I want to talk a little about why you should care about dynamic programming.

Dynamic programming is an advanced algorithm design technique. If you don’t think you need it, you probably don’t. But there are some very nasty problems that we really want to solve, and dynamic programming turns out to be perfect for them.

Weirdly, dynamic programming turns out to be a really good technique for optimization problems on strings. If you’ve ever used TeX, you might have noticed that it makes really nice paragraphs for you when you output to PDF. In Digital Typography, Donald Knuth talks a little about his algorithm for breaking up text into lines that form nice paragraphs. He frames it as an optimization problem: given a big mass of text, there are tons of ways you can choose to break the text into lines that form a paragraph. The problem is to find the “best” way. Knuth invented a way of measuring the “badness” of putting a break in a particular spot. The badness depends on things like how much extra space would need to be added to make the line stretch to the edge of the margin, and whether you have to split a word in half with a hyphen to put a break there. The algorithm uses dynamic programming to build lines, bottom-up, and finds the paragraph with the smallest badness over the line breaks.

Another place where dynamic programming is useful is bioinformatics. This field involves the analysis of genetic sequences gathered in biological research. DNA is made of molecules called nucleotides, strung together into chains. The structure comes from the nucleotide’s nitrogenous base; nucleotides can have one of the four bases adenine, guanine, cytosine, and thiamine.
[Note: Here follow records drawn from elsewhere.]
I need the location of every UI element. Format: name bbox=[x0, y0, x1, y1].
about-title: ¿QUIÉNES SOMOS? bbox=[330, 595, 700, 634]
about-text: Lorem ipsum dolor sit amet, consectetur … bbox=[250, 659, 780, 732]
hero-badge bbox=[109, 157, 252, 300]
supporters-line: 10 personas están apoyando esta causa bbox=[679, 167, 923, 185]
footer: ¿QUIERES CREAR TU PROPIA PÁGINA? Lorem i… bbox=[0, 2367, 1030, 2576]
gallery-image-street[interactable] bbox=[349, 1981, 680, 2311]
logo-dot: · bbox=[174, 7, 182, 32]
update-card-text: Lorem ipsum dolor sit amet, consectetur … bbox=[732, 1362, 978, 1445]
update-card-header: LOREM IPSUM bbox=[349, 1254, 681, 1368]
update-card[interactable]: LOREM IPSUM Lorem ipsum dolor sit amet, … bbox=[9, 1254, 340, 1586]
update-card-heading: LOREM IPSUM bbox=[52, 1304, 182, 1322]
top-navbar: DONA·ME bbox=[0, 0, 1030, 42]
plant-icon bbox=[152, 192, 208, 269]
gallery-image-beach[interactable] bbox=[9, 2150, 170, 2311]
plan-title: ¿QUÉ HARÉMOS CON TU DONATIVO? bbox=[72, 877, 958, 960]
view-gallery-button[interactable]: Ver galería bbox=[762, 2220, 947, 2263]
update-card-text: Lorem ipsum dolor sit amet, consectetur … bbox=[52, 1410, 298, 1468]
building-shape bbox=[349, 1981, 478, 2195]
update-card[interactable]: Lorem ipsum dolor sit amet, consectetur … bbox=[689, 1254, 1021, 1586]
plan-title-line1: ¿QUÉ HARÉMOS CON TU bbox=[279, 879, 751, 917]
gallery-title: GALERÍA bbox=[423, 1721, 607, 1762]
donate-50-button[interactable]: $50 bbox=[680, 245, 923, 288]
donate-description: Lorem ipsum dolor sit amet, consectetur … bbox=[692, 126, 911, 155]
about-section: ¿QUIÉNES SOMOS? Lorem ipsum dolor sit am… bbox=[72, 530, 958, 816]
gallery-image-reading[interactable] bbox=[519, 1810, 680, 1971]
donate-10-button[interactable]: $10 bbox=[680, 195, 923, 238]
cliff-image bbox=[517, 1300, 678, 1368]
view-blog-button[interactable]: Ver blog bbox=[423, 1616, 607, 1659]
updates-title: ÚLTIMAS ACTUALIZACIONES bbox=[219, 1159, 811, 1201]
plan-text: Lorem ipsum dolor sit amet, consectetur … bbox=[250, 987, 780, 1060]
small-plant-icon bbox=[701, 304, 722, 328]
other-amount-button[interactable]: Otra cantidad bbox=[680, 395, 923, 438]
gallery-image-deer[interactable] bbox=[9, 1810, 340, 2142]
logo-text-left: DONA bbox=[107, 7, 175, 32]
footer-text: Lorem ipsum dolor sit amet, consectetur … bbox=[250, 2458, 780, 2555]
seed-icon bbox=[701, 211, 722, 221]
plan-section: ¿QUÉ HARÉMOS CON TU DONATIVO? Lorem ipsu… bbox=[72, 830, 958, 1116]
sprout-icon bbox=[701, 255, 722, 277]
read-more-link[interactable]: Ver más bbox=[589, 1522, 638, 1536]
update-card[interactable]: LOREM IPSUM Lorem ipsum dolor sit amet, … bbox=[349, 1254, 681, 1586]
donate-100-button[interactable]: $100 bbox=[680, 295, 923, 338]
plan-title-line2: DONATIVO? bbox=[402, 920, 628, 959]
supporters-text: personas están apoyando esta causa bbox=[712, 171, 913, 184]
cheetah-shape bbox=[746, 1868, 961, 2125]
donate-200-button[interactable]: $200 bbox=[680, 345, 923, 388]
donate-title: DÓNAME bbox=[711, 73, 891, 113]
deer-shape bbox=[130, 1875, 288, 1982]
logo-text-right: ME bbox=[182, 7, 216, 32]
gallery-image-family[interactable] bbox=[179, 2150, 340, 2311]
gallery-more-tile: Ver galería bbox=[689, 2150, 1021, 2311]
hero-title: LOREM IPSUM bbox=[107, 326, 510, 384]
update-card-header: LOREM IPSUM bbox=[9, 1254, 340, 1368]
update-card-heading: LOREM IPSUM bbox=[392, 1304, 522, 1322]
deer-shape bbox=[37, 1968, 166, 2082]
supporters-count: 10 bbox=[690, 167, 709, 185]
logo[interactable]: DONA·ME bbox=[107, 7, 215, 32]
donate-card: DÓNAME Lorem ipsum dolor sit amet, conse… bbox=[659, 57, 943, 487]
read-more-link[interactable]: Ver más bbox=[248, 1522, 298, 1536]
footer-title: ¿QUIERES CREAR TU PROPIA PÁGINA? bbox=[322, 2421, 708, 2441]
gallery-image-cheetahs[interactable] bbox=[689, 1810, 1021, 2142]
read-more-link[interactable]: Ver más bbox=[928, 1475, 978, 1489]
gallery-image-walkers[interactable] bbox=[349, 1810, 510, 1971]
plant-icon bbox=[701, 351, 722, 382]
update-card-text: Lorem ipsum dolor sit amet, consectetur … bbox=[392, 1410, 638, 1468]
RNA is similar, but it has uracil instead of thiamine.

We can represent a strand of DNA as a string of the letters A, G, C, and T. These strings can be megabytes or gigabytes of text. (You can think of these strings like biological machine code; instead of each bit having the two states, 0 and 1, they have four states.) There are various tasks we might want to do with these strings, like searching for matches between them—maybe we’ve found a particular gene in gorillas, and we want to know if humans also have it.

Dynamic programming is an excellent way to analyze these genetic strings. If you’re interested in learning more about algorithms on genetic data, the book Algorithms on Strings, Trees, and Sequences: Computer Science and Computational Biology, by Dan Gusfield, is very good. Gusfield taught my undergraduate algorithms class at UC Davis and is responsible for most of what I know about dynamic programming; he’s an excellent teacher, good at delivering clear explanations, and somewhat well known in the bioinformatics field, and the book is just as clear as his lectures, and beautifully typeset.

(I’d like to say I was hanging out with Gusfield and soaking up his knowledge while I was in his class, but the truth is we never spoke. I had a two-hour drive to get home, and his office hours were at six at night.)

Anyway, those are a few reasons why you should care, even if you probably won’t ever have to invent a dynamic programming algorithm.